En 2003, Yves Michaux décrivait l’esthétisation générale d’un monde où l’art se trouvait partout, et donc nulle part. Un monde où le beau se déployait jusque dans chaque objet ou production commerciale, thèse qui donna son titre à l’ouvrage, L’art à l’état gazeux.

Quinze ans plus tard, Instagram et ses 800 millions d’utilisateurs en constituent une démonstration plus éclatante encore que Michaux n’aurait pu l’imaginer. Ce macrocosme étrange, où se côtoient clichés formatés et influenceuses brandées, est devenu le parangon, tout autant que le véhicule, d’un conformisme esthétique à l’échelle mondiale.

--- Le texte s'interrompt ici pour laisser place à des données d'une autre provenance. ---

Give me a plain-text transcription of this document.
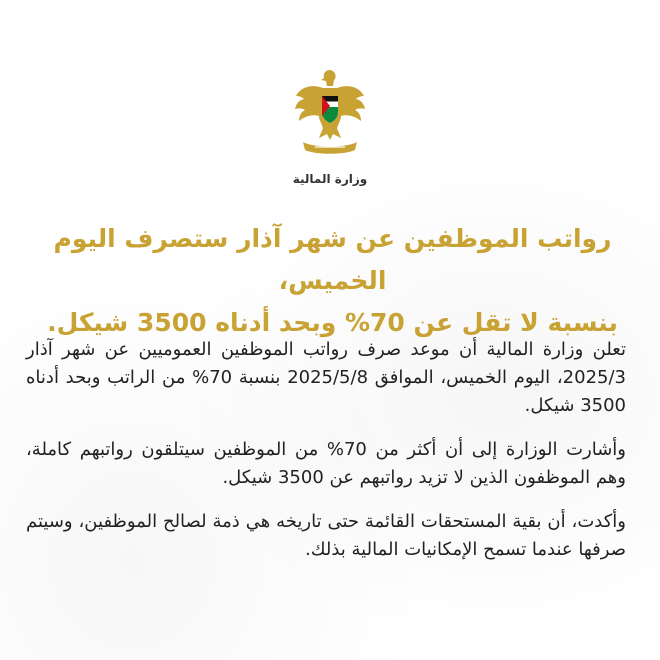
وزارة المالية
رواتب الموظفين عن شهر آذار ستصرف اليوم الخميس،
بنسبة لا تقل عن 70% وبحد أدناه 3500 شيكل.

تعلن وزارة المالية أن موعد صرف رواتب الموظفين العموميين عن شهر آذار 2025/3، اليوم الخميس، الموافق 2025/5/8 بنسبة 70% من الراتب وبحد أدناه 3500 شيكل.

وأشارت الوزارة إلى أن أكثر من 70% من الموظفين سيتلقون رواتبهم كاملة، وهم الموظفون الذين لا تزيد رواتبهم عن 3500 شيكل.

وأكدت، أن بقية المستحقات القائمة حتى تاريخه هي ذمة لصالح الموظفين، وسيتم صرفها عندما تسمح الإمكانيات المالية بذلك.
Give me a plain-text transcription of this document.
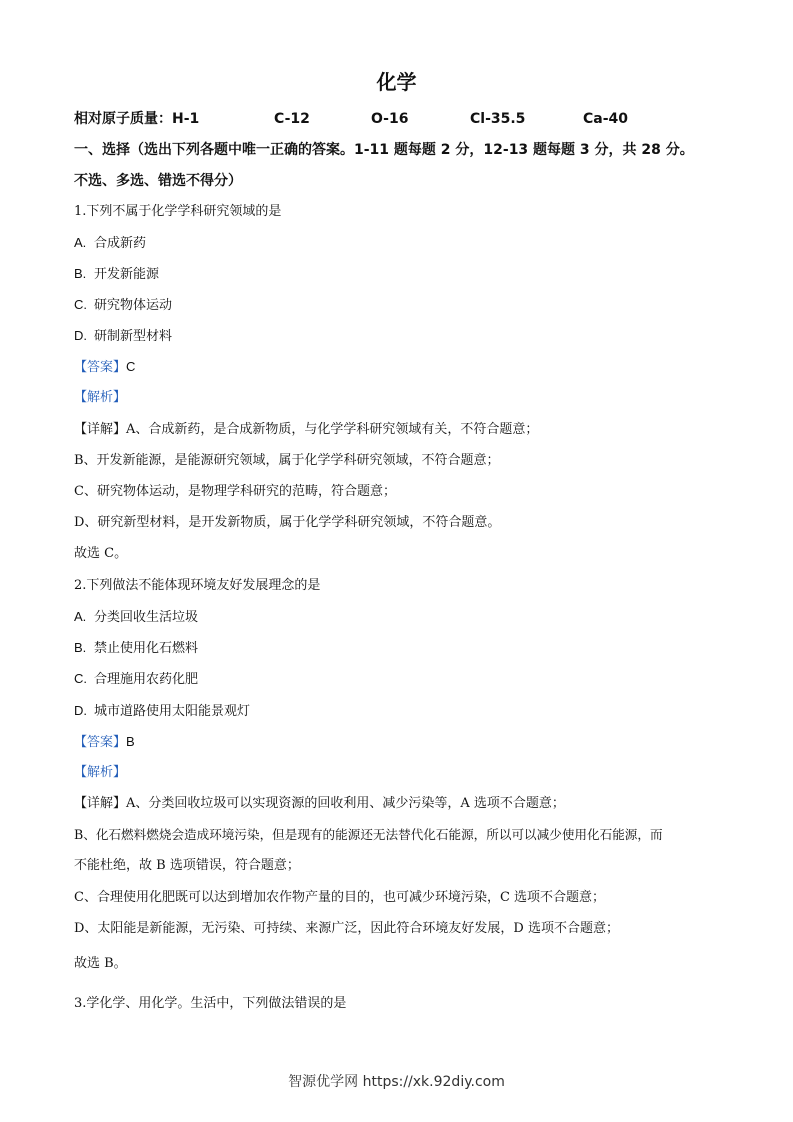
化学
相对原子质量：H-1	C-12	O-16	Cl-35.5	Ca-40
一、选择（选出下列各题中唯一正确的答案。1-11 题每题 2 分，12-13 题每题 3 分，共 28 分。
不选、多选、错选不得分）
1.下列不属于化学学科研究领域的是
A. 合成新药
B. 开发新能源
C. 研究物体运动
D. 研制新型材料
【答案】C
【解析】
【详解】A、合成新药，是合成新物质，与化学学科研究领域有关，不符合题意；
B、开发新能源，是能源研究领域，属于化学学科研究领域，不符合题意；
C、研究物体运动，是物理学科研究的范畴，符合题意；
D、研究新型材料，是开发新物质，属于化学学科研究领域，不符合题意。
故选 C。
2.下列做法不能体现环境友好发展理念的是
A. 分类回收生活垃圾
B. 禁止使用化石燃料
C. 合理施用农药化肥
D. 城市道路使用太阳能景观灯
【答案】B
【解析】
【详解】A、分类回收垃圾可以实现资源的回收利用、减少污染等，A 选项不合题意；
B、化石燃料燃烧会造成环境污染，但是现有的能源还无法替代化石能源，所以可以减少使用化石能源，而
不能杜绝，故 B 选项错误，符合题意；
C、合理使用化肥既可以达到增加农作物产量的目的，也可减少环境污染，C 选项不合题意；
D、太阳能是新能源，无污染、可持续、来源广泛，因此符合环境友好发展，D 选项不合题意；
故选 B。
3.学化学、用化学。生活中，下列做法错误的是
智源优学网 https://xk.92diy.com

Si chacun se fait artiste sur Instagram, que peuvent donc venir y chercher ceux dont la pratique ne se limite pas au glissement du doigt d’un filtre à l’autre ?

Luigi Pareyson, philosophe italien, différencie le geste artistique du reste de l’activité humaine par sa finalité formative, c’est-à-dire en tant qu’il génère en soi sa propre règle de production. Faire de l’art sur Instagram, ce serait donc s’affranchir du cadre et des usages esthétisants de la plateforme pour créer une forme nouvelle, tirant justement profit de ces contraintes initiales. Au-delà des indénombrables street photographes du dimanche qui prolifèrent sur nos feeds, certains artistes et curateurs ont ainsi pris possession de leur grid (flux d’images associé à chaque compte) pour en proposer une approche neuve.

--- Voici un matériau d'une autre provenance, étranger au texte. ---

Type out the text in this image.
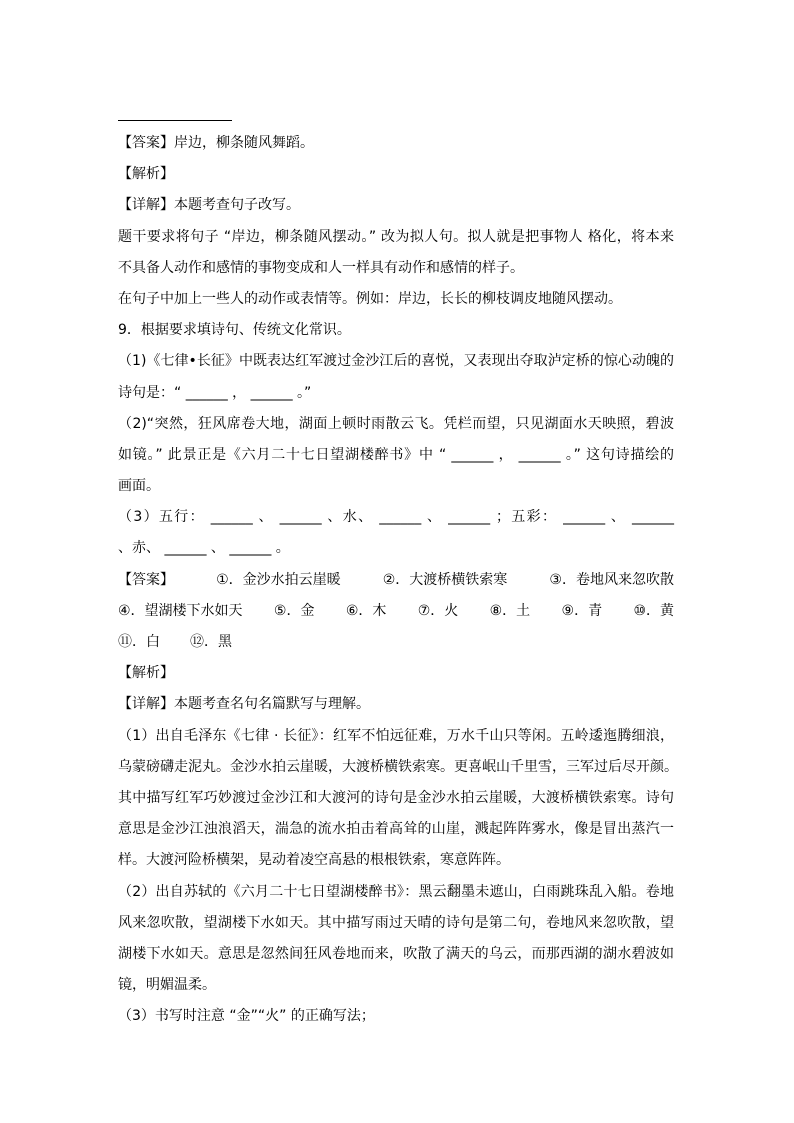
【答案】岸边，柳条随风舞蹈。
【解析】
【详解】本题考查句子改写。
题干要求将句子 “岸边，柳条随风摆动。” 改为拟人句。拟人就是把事物人 格化，将本来
不具备人动作和感情的事物变成和人一样具有动作和感情的样子。
在句子中加上一些人的动作或表情等。例如：岸边，长长的柳枝调皮地随风摆动。
9．根据要求填诗句、传统文化常识。
（1)《七律•长征》中既表达红军渡过金沙江后的喜悦，又表现出夺取泸定桥的惊心动魄的
诗句是：“ ______ ， ______ 。”
（2)“突然，狂风席卷大地，湖面上顿时雨散云飞。凭栏而望，只见湖面水天映照，碧波
如镜。” 此景正是《六月二十七日望湖楼醉书》中 “ ______ ， ______ 。” 这句诗描绘的
画面。
（3）五行： ______ 、 ______ 、水、 ______ 、 ______ ；五彩： ______ 、 ______
、赤、 ______ 、 ______ 。
【答案】	①．金沙水拍云崖暖	②．大渡桥横铁索寒	③．卷地风来忽吹散
④．望湖楼下水如天 ⑤．金 ⑥．木 ⑦．火 ⑧．土 ⑨．青 ⑩．黄
⑪．白 ⑫．黑
【解析】
【详解】本题考查名句名篇默写与理解。
（1）出自毛泽东《七律 · 长征》：红军不怕远征难，万水千山只等闲。五岭逶迤腾细浪，
乌蒙磅礴走泥丸。金沙水拍云崖暖，大渡桥横铁索寒。更喜岷山千里雪，三军过后尽开颜。
其中描写红军巧妙渡过金沙江和大渡河的诗句是金沙水拍云崖暖，大渡桥横铁索寒。诗句
意思是金沙江浊浪滔天，湍急的流水拍击着高耸的山崖，溅起阵阵雾水，像是冒出蒸汽一
样。大渡河险桥横架，晃动着凌空高悬的根根铁索，寒意阵阵。
（2）出自苏轼的《六月二十七日望湖楼醉书》：黑云翻墨未遮山，白雨跳珠乱入船。卷地
风来忽吹散，望湖楼下水如天。其中描写雨过天晴的诗句是第二句，卷地风来忽吹散，望
湖楼下水如天。意思是忽然间狂风卷地而来，吹散了满天的乌云，而那西湖的湖水碧波如
镜，明媚温柔。
（3）书写时注意 “金”“火” 的正确写法；
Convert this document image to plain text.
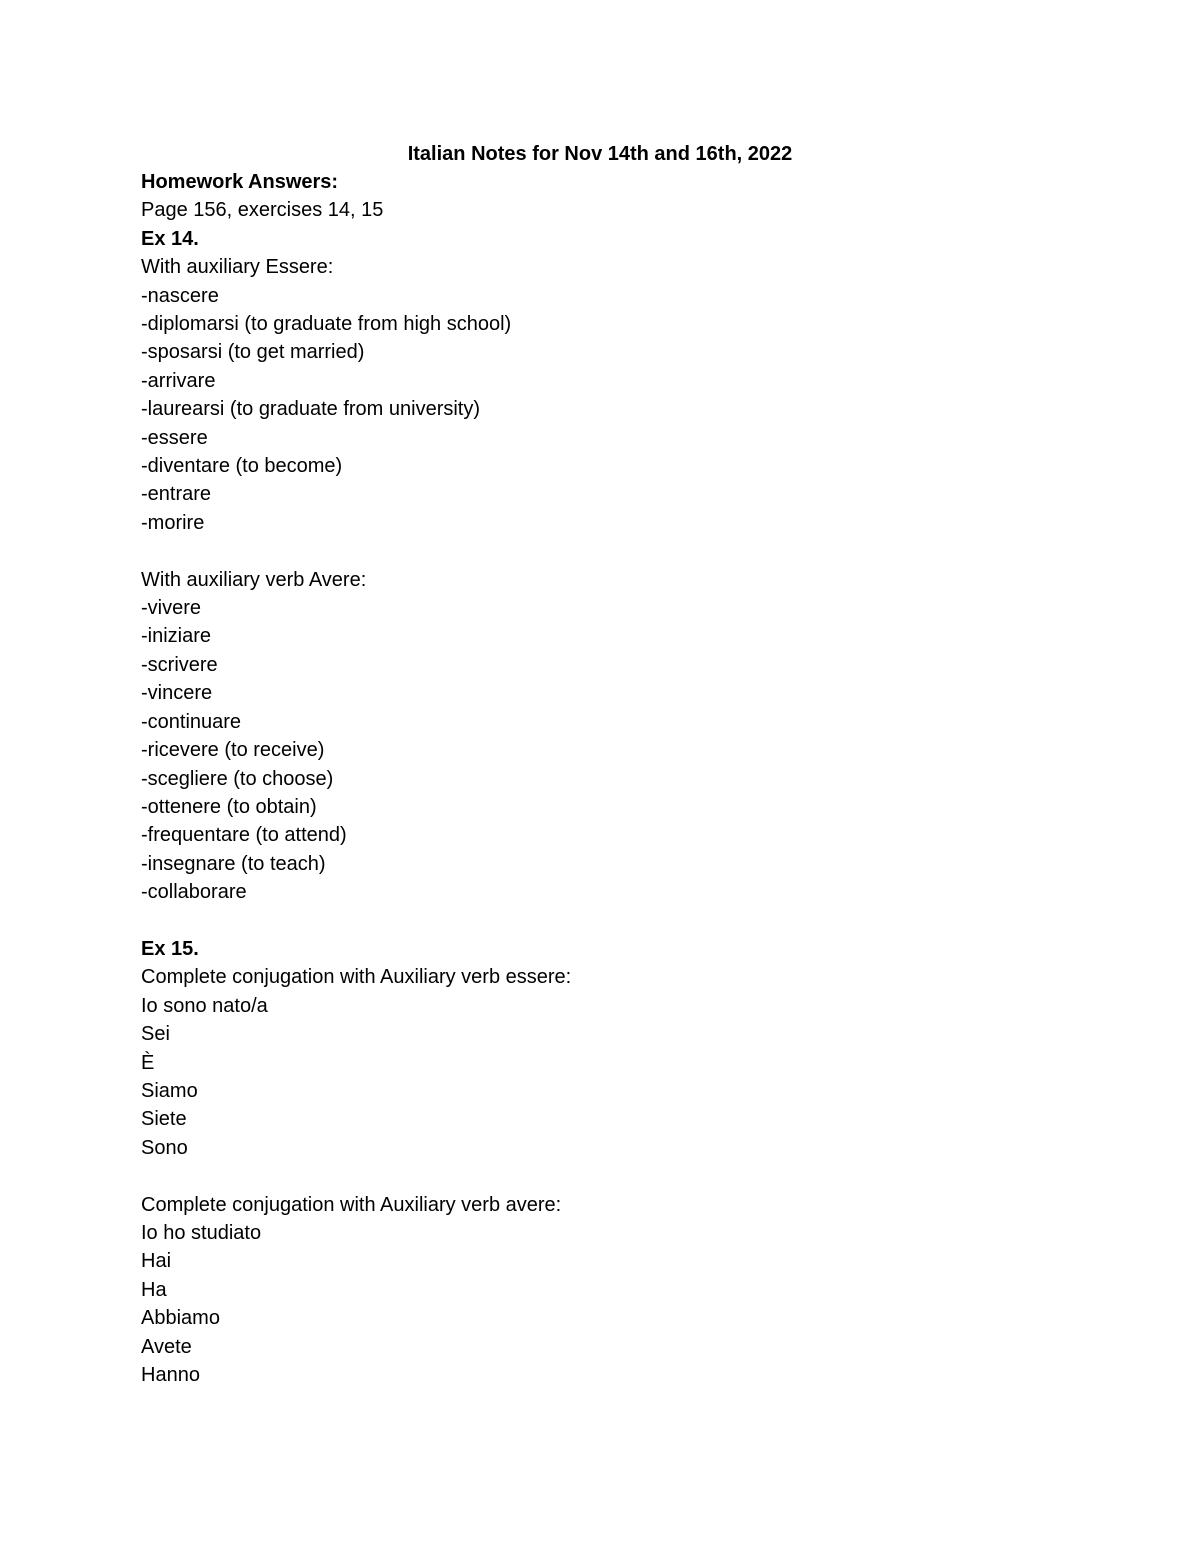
Italian Notes for Nov 14th and 16th, 2022
Homework Answers:
Page 156, exercises 14, 15
Ex 14.
With auxiliary Essere:
-nascere
-diplomarsi (to graduate from high school)
-sposarsi (to get married)
-arrivare
-laurearsi (to graduate from university)
-essere
-diventare (to become)
-entrare
-morire
With auxiliary verb Avere:
-vivere
-iniziare
-scrivere
-vincere
-continuare
-ricevere (to receive)
-scegliere (to choose)
-ottenere (to obtain)
-frequentare (to attend)
-insegnare (to teach)
-collaborare
Ex 15.
Complete conjugation with Auxiliary verb essere:
Io sono nato/a
Sei
È
Siamo
Siete
Sono
Complete conjugation with Auxiliary verb avere:
Io ho studiato
Hai
Ha
Abbiamo
Avete
Hanno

L’une de ces saillies notables fut le fait d’Amalia Ullman, première artiste à se révéler mondialement au travers de son compte Instagram, devenu biographie fictive jouant avec les codes contemporains de la mise en scène de soi. Aujourd’hui, nous présentons trois initiatives liées à la jeune scène française, prenant Instagram pour espace exclusif de création.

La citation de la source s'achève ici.